Lost in the shuffle is the fact that Netscape shares have tagged along for most of AOL's wild ride. AOL, you'll recall, agreed in November to acquire Netscape, the Web-browser specialist. Here's how the mechanics of the deal worked. AOL agreed to exchange 0.9 AOL shares (adjusted for splits) for every one Netscape share outstanding. As AOL's shares rose after the deal was announced, so did Netscape's--to almost $100 a share from about $40. The AOL/Netscape deal closed in the middle of March.
What that means is that AOL paid $10 billion for Netscape, as opposed to the $4 billion or so price tag when the deal was announced. In fact, the original deal didn't include a blow-out premium over Netscape's then-current share price; but it sure ended up being a nice premium for the Netscape shareholders who held on.
The common wisdom these days is that it really doesn't matter for AOL. What's a few billion lost when you're adding $55 billion in market cap in a month? But as a company, AOL has about $3 billion in assets. While the market value of AOL, which currently is $140 billion, puts it among the top 15 companies in the world, in terms of actual assets (or sales, or earnings) it's way down the list (about 900th among companies trading in the U.S. in terms of assets). For AOL the company, paying $6 billion extra for Netscape isn't small change.
You'd never know this from the most common form of accounting for mergers. As all companies do, AOL would like to account for the takeover as a pooling of interests. There's actually some question whether it'll be able to do so, as a Wall Street Journal article last week pointed out. (AOL's deal with Sun Microsystems to sell Netscape software may violate the rules for pooling.)
Assuming it does use pooling, AOL simply takes Netscape's assets and liabilities and lumps them onto its own balance sheet. Whether it costs AOL shareholders $4 billion, $10 billion, or $100 billion doesn't matter--at least not in the accounting. The purchase price never enters onto AOL's books. Is it any wonder companies love pooling?
The big bad alternative is to use purchase accounting, with emphasis on the word "purchase." This accounting treatment forces companies to record the actual purchase price, whether in stock or cash, on their balance sheets. In AOL's case, since it paid $10 billion worth of stock to Netscape shareholders, $10 billion worth of new assets would wind up on AOL's post-merger balance sheet.
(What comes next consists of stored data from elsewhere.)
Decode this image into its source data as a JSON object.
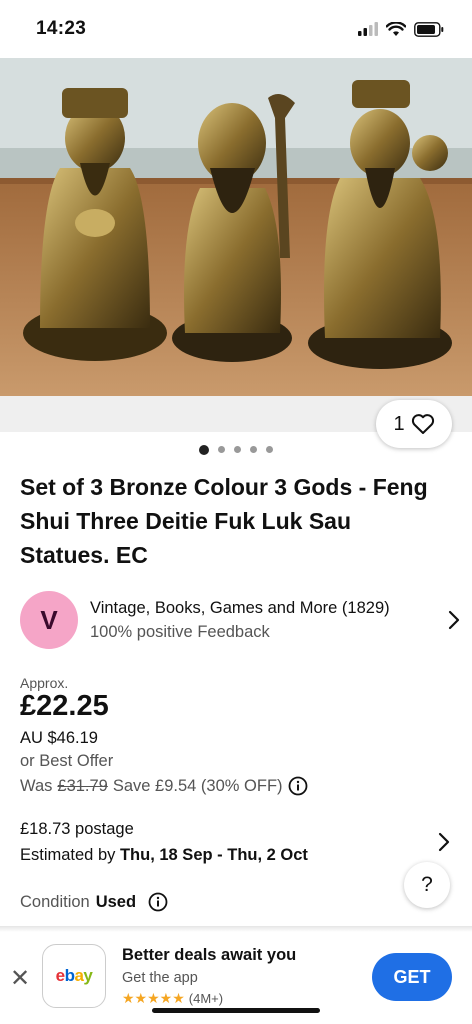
{
  "status": {
    "time": "14:23"
  },
  "listing": {
    "favorite_count": "1",
    "image_count": 5,
    "image_active": 1,
    "title": "Set of 3 Bronze Colour 3 Gods - Feng Shui Three Deitie Fuk Luk Sau Statues. EC"
  },
  "seller": {
    "initial": "V",
    "name": "Vintage, Books, Games and More (1829)",
    "feedback": "100% positive Feedback",
    "avatar_color": "#f5a5c7"
  },
  "pricing": {
    "approx_label": "Approx.",
    "price": "£22.25",
    "price_local": "AU $46.19",
    "best_offer": "or Best Offer",
    "was_label": "Was",
    "was_price": "£31.79",
    "save_text": "Save £9.54 (30% OFF)"
  },
  "shipping": {
    "postage": "£18.73 postage",
    "estimated_label": "Estimated by",
    "estimated_dates": "Thu, 18 Sep - Thu, 2 Oct"
  },
  "condition": {
    "label": "Condition",
    "value": "Used"
  },
  "help": {
    "label": "?"
  },
  "app_banner": {
    "close": "✕",
    "app_name": "ebay",
    "title": "Better deals await you",
    "subtitle": "Get the app",
    "stars": "★★★★★",
    "rating_count": "(4M+)",
    "get_label": "GET",
    "accent": "#1f6fe5"
  }
}
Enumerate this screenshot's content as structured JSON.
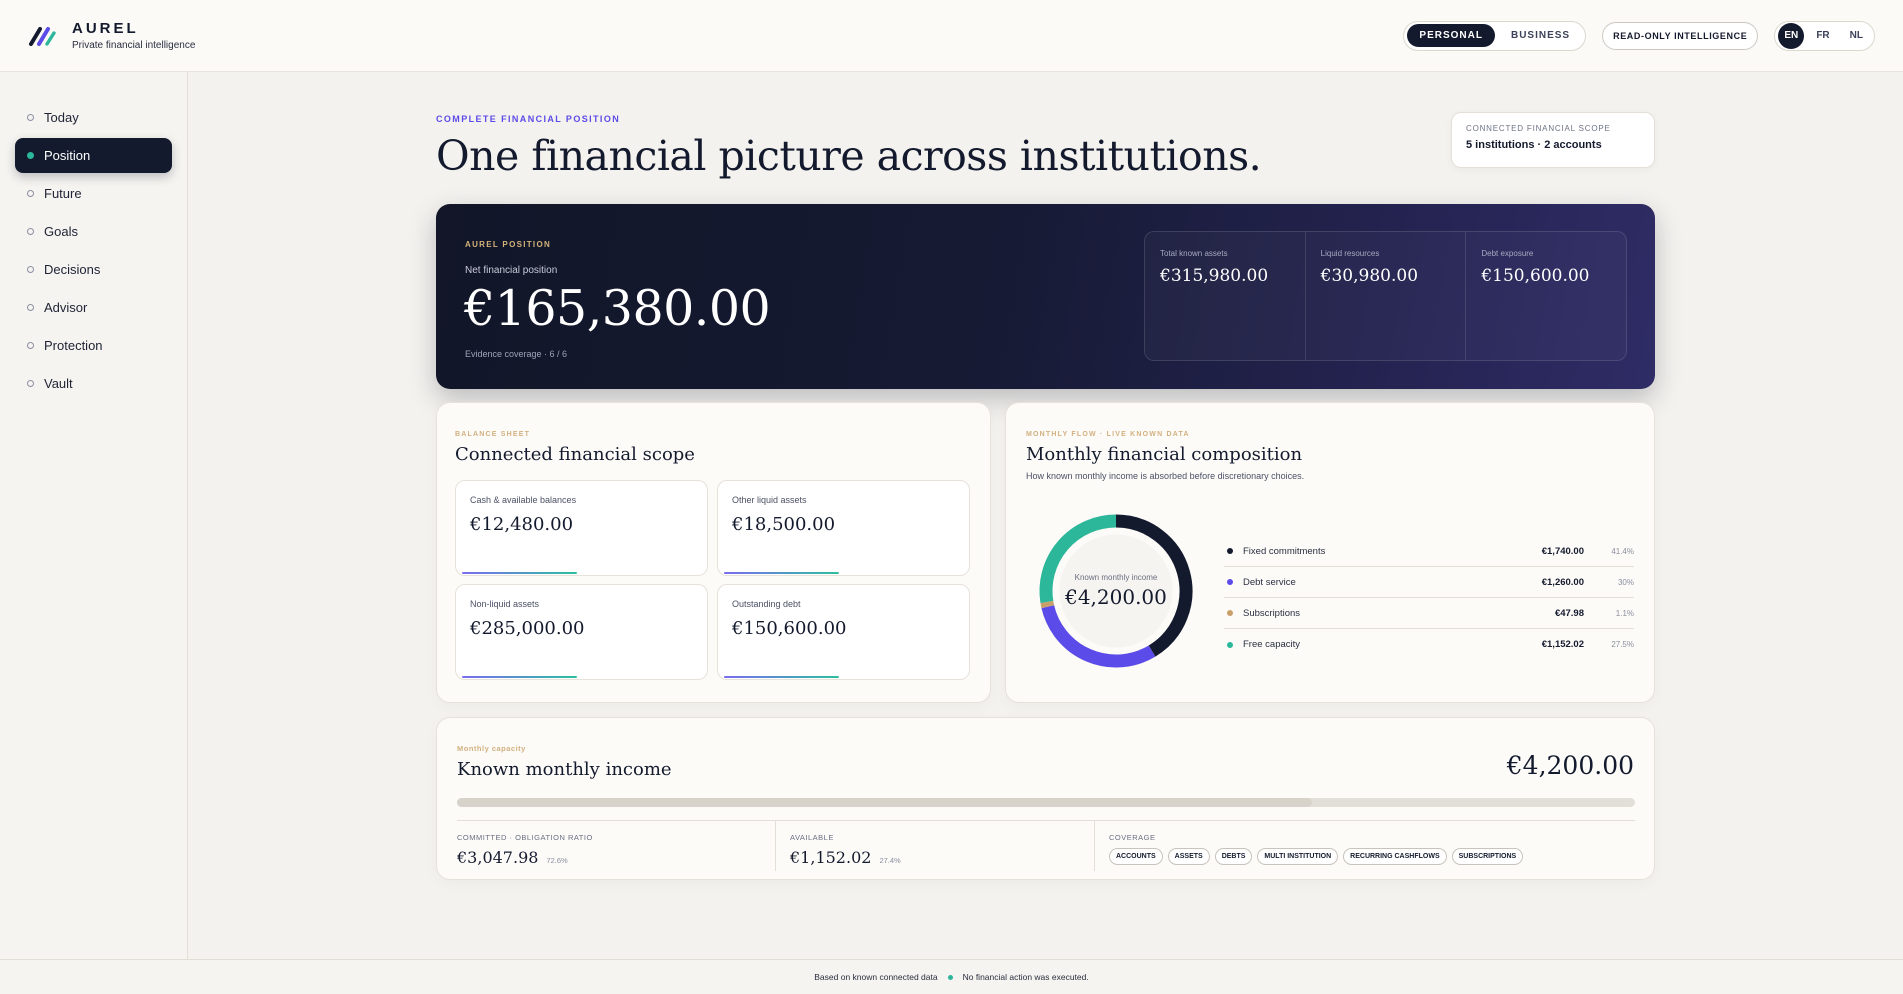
{
  "brand": {
    "name": "AUREL",
    "tagline": "Private financial intelligence"
  },
  "topbar": {
    "modes": [
      "PERSONAL",
      "BUSINESS"
    ],
    "active_mode": "PERSONAL",
    "readonly_label": "READ-ONLY INTELLIGENCE",
    "languages": [
      "EN",
      "FR",
      "NL"
    ],
    "active_language": "EN"
  },
  "sidebar": {
    "items": [
      {
        "label": "Today"
      },
      {
        "label": "Position"
      },
      {
        "label": "Future"
      },
      {
        "label": "Goals"
      },
      {
        "label": "Decisions"
      },
      {
        "label": "Advisor"
      },
      {
        "label": "Protection"
      },
      {
        "label": "Vault"
      }
    ],
    "active": "Position"
  },
  "hero": {
    "eyebrow": "COMPLETE FINANCIAL POSITION",
    "title": "One financial picture across institutions.",
    "scope_label": "CONNECTED FINANCIAL SCOPE",
    "scope_value": "5 institutions · 2 accounts"
  },
  "position": {
    "tag": "AUREL POSITION",
    "label": "Net financial position",
    "value": "€165,380.00",
    "evidence": "Evidence coverage · 6 / 6",
    "metrics": [
      {
        "label": "Total known assets",
        "value": "€315,980.00"
      },
      {
        "label": "Liquid resources",
        "value": "€30,980.00"
      },
      {
        "label": "Debt exposure",
        "value": "€150,600.00"
      }
    ]
  },
  "balance_sheet": {
    "eyebrow": "BALANCE SHEET",
    "title": "Connected financial scope",
    "boxes": [
      {
        "label": "Cash & available balances",
        "value": "€12,480.00"
      },
      {
        "label": "Other liquid assets",
        "value": "€18,500.00"
      },
      {
        "label": "Non-liquid assets",
        "value": "€285,000.00"
      },
      {
        "label": "Outstanding debt",
        "value": "€150,600.00"
      }
    ]
  },
  "monthly_flow": {
    "eyebrow": "MONTHLY FLOW · LIVE KNOWN DATA",
    "title": "Monthly financial composition",
    "subtitle": "How known monthly income is absorbed before discretionary choices.",
    "center_label": "Known monthly income",
    "center_value": "€4,200.00",
    "items": [
      {
        "label": "Fixed commitments",
        "value": "€1,740.00",
        "pct": "41.4%",
        "fraction": 0.414,
        "color": "#141a2e"
      },
      {
        "label": "Debt service",
        "value": "€1,260.00",
        "pct": "30%",
        "fraction": 0.3,
        "color": "#5b4be8"
      },
      {
        "label": "Subscriptions",
        "value": "€47.98",
        "pct": "1.1%",
        "fraction": 0.011,
        "color": "#c9a06a"
      },
      {
        "label": "Free capacity",
        "value": "€1,152.02",
        "pct": "27.5%",
        "fraction": 0.275,
        "color": "#2cb79a"
      }
    ]
  },
  "income": {
    "eyebrow": "Monthly capacity",
    "title": "Known monthly income",
    "amount": "€4,200.00",
    "committed_fraction": 0.726,
    "committed_label": "COMMITTED · OBLIGATION RATIO",
    "committed_value": "€3,047.98",
    "committed_pct": "72.6%",
    "available_label": "AVAILABLE",
    "available_value": "€1,152.02",
    "available_pct": "27.4%",
    "coverage_label": "COVERAGE",
    "coverage_chips": [
      "ACCOUNTS",
      "ASSETS",
      "DEBTS",
      "MULTI INSTITUTION",
      "RECURRING CASHFLOWS",
      "SUBSCRIPTIONS"
    ]
  },
  "footer": {
    "left": "Based on known connected data",
    "right": "No financial action was executed."
  }
}
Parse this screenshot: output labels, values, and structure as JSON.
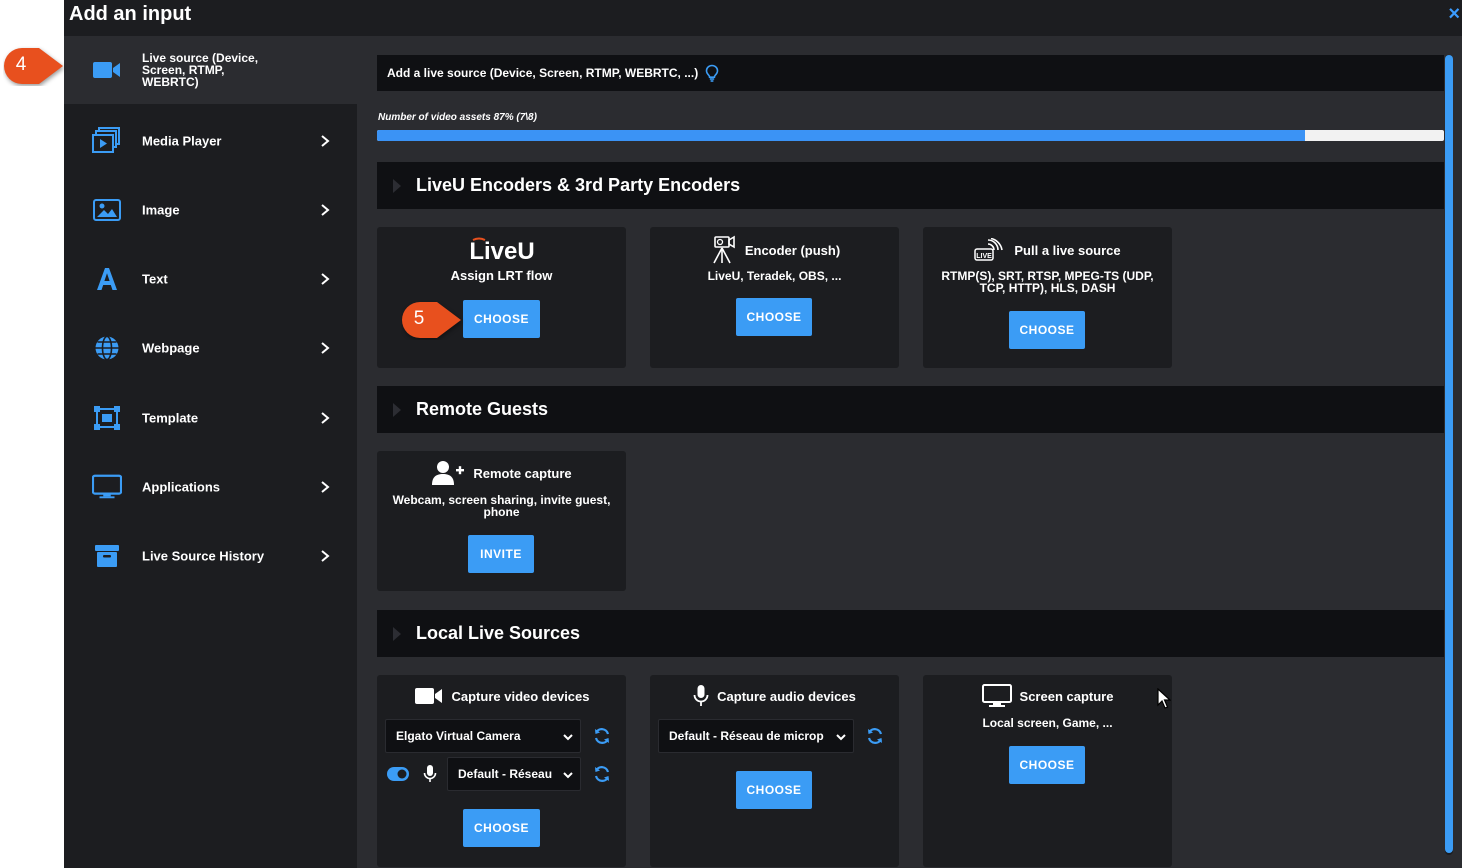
{
  "modal": {
    "title": "Add an input",
    "close_label": "×"
  },
  "sidebar": {
    "items": [
      {
        "label": "Live source (Device, Screen, RTMP, WEBRTC)",
        "icon": "video-camera-icon"
      },
      {
        "label": "Media Player",
        "icon": "media-player-icon"
      },
      {
        "label": "Image",
        "icon": "image-icon"
      },
      {
        "label": "Text",
        "icon": "text-icon"
      },
      {
        "label": "Webpage",
        "icon": "globe-icon"
      },
      {
        "label": "Template",
        "icon": "template-icon"
      },
      {
        "label": "Applications",
        "icon": "monitor-icon"
      },
      {
        "label": "Live Source History",
        "icon": "archive-icon"
      }
    ]
  },
  "main": {
    "info_text": "Add a live source (Device, Screen, RTMP, WEBRTC, ...)",
    "assets_label": "Number of video assets 87% (7\\8)",
    "assets_progress": 0.87,
    "sections": {
      "encoders": {
        "title": "LiveU Encoders & 3rd Party Encoders",
        "cards": {
          "liveu": {
            "logo": "LiveU",
            "subtitle": "Assign LRT flow",
            "button": "CHOOSE"
          },
          "push": {
            "title": "Encoder (push)",
            "subtitle": "LiveU, Teradek, OBS, ...",
            "button": "CHOOSE"
          },
          "pull": {
            "title": "Pull a live source",
            "subtitle": "RTMP(S), SRT, RTSP, MPEG-TS (UDP, TCP, HTTP), HLS, DASH",
            "button": "CHOOSE"
          }
        }
      },
      "guests": {
        "title": "Remote Guests",
        "cards": {
          "remote": {
            "title": "Remote capture",
            "subtitle": "Webcam, screen sharing, invite guest, phone",
            "button": "INVITE"
          }
        }
      },
      "local": {
        "title": "Local Live Sources",
        "cards": {
          "video": {
            "title": "Capture video devices",
            "camera_select": "Elgato Virtual Camera",
            "audio_select": "Default - Réseau",
            "button": "CHOOSE"
          },
          "audio": {
            "title": "Capture audio devices",
            "audio_select": "Default - Réseau de microp",
            "button": "CHOOSE"
          },
          "screen": {
            "title": "Screen capture",
            "subtitle": "Local screen, Game, ...",
            "button": "CHOOSE"
          }
        }
      }
    }
  },
  "callouts": {
    "step4": "4",
    "step5": "5"
  },
  "colors": {
    "accent": "#3b9cf5",
    "callout": "#e8501e",
    "panel": "#1c1d20",
    "background": "#2b2c30",
    "bar": "#0f1013"
  }
}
Some of that $10 billion would be grouped under tangible assets--accounts receivables, property, investments, and so on--and the rest would be lumped into intangible assets, namely goodwill.
The underlying economics are the same whether it's purchase or pooling, but don't try telling that to a CFO. Companies shun purchase accounting for two reasons. First, they must amortize the goodwill gradually over time, which means they gradually reduce the value of the goodwill on the balance sheet, taking a hit to earnings in the process. And companies hate to do that lest short-term investors decide to bolt. Second, returns on assets look much worse if the actual purchase price of an acquisition finds its way onto the balance sheet. As opposed to taking Netscape's puny book value ($400 million or so) and adding it to its own, which it could do under pooling, AOL would have to record its $10 billion purchase price as an asset if forced to use purchase accounting. It's bad enough to pay $10 billion for Netscape. But to be expected to earn a return on that $10 billion!
Then again, is Netscape really a $10 billion asset? Did it really more than double in value in the four months between the acquisition date and the closing of the deal? It just goes to show what funny money Internet shares have become. Companies and their shareholders seem totally indifferent to the price paid in an acquisition--as long as it's paid in shares.